Cuando vuelve a calentarse el alimento, los componentes que anteriormente se encontraban diluidos se concentran. Como resultado, su sabor puede percibirse con mayor intensidad:
“Hay algunos alimentos que sí saben más ricos y puede deberse a la concentración de sabores. Conforme van perdiendo agua, todo lo que antes estaba diluido se vuelve más intenso”.
Este efecto suele aparecer en caldos y guisos, pero no todas las comidas son más sápidas en el recalentado. Algunos alimentos, como el pescado, pueden perder su sabor al momento de almacenarse.

Otro alimento al que no le beneficia ser almacenado es la salsa. Muchas veces, una salsa pierde casi todo el picor tras pasar apenas un día en el refrigerador. En este caso, se debe a que la capsaicina, la sustancia que causa ese ardor placentero, se degrada en el contacto con el oxígeno.

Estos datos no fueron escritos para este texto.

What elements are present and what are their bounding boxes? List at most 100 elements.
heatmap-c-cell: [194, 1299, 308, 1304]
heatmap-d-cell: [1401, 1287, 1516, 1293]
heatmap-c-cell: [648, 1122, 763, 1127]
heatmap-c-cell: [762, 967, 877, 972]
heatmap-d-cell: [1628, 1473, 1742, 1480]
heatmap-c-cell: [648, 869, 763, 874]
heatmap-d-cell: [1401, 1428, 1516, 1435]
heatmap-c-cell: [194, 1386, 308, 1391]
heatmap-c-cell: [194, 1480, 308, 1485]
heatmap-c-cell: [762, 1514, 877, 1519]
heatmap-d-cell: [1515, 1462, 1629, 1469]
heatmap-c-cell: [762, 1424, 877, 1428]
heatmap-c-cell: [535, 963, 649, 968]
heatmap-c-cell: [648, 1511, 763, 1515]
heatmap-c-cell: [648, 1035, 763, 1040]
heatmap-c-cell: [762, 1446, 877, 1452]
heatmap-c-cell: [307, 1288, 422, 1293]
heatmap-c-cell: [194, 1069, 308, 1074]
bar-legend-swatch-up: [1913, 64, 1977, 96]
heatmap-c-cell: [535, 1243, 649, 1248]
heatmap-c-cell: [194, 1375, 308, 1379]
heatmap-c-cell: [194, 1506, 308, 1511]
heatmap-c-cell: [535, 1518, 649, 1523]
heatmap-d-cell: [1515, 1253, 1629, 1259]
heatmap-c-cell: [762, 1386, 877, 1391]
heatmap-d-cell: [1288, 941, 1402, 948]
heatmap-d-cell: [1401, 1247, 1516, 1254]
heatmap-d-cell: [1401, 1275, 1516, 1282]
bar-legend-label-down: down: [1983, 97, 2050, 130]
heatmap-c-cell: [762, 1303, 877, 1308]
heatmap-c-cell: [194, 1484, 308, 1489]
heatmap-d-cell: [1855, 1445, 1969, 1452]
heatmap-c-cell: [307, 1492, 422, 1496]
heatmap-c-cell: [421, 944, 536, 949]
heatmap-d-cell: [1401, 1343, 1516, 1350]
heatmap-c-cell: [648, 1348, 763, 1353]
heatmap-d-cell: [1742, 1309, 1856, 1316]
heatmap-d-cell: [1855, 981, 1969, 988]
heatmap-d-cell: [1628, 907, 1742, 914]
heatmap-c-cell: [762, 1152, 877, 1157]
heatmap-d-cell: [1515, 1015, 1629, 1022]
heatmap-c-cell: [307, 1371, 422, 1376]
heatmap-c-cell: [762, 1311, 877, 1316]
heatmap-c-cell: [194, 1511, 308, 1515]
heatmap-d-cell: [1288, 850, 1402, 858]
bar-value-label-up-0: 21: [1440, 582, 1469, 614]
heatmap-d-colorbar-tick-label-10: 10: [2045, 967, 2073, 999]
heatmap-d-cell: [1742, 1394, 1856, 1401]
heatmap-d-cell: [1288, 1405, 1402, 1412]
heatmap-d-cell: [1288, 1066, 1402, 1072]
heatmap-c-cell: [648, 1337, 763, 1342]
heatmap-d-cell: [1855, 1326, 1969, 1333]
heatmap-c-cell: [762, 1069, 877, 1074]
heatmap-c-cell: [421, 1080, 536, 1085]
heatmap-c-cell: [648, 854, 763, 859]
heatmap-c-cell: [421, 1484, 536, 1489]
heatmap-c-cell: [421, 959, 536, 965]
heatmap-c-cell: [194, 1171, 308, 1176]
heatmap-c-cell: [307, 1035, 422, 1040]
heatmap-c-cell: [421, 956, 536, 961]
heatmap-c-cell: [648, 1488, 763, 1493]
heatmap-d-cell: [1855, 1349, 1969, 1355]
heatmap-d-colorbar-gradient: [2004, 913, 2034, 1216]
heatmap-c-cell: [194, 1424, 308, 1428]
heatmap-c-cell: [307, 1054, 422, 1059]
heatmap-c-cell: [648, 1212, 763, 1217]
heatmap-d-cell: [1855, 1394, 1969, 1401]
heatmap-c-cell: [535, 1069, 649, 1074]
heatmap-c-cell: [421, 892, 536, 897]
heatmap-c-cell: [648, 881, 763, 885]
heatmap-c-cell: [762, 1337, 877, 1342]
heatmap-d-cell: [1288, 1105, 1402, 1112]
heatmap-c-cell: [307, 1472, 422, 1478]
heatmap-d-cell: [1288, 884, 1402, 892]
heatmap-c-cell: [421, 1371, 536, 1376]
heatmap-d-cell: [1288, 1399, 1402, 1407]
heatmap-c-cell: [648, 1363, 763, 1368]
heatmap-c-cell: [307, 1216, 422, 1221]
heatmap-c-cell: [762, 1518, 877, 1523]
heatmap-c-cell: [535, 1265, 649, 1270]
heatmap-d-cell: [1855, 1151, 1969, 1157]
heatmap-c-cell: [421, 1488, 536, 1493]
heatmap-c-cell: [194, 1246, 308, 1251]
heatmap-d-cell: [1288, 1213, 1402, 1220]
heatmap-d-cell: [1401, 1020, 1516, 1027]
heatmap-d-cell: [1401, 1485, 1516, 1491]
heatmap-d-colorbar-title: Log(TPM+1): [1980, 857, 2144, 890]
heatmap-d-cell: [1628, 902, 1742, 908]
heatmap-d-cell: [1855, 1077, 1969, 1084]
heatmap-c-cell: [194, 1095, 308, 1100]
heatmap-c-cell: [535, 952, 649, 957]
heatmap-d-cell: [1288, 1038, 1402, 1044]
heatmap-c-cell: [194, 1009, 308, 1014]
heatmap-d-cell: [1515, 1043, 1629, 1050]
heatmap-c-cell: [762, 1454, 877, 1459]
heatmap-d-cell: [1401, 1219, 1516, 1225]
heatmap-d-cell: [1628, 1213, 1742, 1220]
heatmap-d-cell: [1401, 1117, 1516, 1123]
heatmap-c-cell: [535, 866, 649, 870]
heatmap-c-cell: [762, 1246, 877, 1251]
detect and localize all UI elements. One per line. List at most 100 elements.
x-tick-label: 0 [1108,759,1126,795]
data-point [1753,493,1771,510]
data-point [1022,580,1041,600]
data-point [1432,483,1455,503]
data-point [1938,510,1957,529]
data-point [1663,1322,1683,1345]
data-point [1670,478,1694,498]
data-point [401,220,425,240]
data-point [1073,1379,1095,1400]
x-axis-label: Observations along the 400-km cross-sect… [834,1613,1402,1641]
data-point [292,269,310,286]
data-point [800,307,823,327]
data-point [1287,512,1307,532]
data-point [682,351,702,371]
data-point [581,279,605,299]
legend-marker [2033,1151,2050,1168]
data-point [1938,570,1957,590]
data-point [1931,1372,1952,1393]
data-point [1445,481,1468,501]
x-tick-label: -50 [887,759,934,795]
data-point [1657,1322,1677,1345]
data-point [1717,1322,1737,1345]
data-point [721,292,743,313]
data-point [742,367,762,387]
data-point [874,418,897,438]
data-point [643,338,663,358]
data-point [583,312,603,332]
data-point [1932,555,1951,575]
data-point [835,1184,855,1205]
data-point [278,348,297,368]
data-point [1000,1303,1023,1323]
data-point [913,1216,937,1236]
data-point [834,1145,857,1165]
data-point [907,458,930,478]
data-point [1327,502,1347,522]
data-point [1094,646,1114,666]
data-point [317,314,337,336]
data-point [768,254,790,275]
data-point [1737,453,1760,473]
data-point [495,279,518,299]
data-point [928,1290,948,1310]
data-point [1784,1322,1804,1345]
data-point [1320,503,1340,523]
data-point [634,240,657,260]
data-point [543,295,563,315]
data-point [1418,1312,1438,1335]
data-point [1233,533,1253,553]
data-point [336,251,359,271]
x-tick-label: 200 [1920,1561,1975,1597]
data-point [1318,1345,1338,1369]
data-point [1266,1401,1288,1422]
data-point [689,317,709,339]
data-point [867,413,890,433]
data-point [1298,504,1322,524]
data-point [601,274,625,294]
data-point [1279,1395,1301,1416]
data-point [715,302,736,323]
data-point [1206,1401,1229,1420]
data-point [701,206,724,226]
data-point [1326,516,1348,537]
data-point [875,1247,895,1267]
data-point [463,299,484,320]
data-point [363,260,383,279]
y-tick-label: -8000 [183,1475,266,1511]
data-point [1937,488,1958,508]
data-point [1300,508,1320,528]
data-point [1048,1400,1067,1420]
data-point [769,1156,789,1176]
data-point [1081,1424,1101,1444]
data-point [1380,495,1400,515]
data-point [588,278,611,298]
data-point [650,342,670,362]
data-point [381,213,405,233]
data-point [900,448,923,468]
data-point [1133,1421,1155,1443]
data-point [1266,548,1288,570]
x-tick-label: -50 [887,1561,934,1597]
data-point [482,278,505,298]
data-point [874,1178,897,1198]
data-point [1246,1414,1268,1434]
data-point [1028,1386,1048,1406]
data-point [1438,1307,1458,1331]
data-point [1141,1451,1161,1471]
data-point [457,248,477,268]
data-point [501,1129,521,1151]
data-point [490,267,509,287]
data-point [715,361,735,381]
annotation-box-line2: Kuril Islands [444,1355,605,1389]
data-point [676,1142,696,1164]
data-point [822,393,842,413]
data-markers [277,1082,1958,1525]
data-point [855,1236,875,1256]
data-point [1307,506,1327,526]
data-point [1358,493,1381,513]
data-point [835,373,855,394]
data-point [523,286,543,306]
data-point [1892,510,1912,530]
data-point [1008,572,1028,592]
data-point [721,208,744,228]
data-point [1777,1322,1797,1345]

Por ello es útil guardar las salsas en frascos pequeños, como recomendaban las abuelas. Así limitamos la presencia de aire y ralentizamos la pérdida de picor.
El recalentado es el paraíso, pero puede derivar en el infierno si no guardamos los alimentos de forma apropiada. Cuando guisamos en grandes ollas y manipulamos muchos platos e instrumentos, es fácil incorporar microorganismos a la comida. Estos se mantendrán a raya siempre y cuando el alimento esté por encima de los 70 grados centígrados.
El problema surge cuando el alimento se enfría. Por encima de los 4 grados centígrados, los microbios se reproducen con mucha facilidad.
Contrario al mito, el bicarbonato no remedia que un alimento se haya echado a perder. Este polvo anulará la acidez, pero no eliminará las toxinas que ya produjeron los microbios, por lo que hay que desechar el alimento contaminado.
Para prevenir visitas al médico y al baño, los especialistas recomiendan mantener limpios los utensilios y no exponerlos a la temperatura ambiente por más de una hora. Idealmente, un caldo habrá de llevarse a punto de ebullición antes de ser guardado.
También es recomendable guardar las sobras en porciones pequeñas. Además, si ya sabes que no vas a comerte todo el guiso inmediatamente, la mejor solución es congelar el resto.
Recuerda que un alimento no debe pasar más de tres a cinco días en el refrigerador. En el caso del arroz, el tiempo límite es de un día.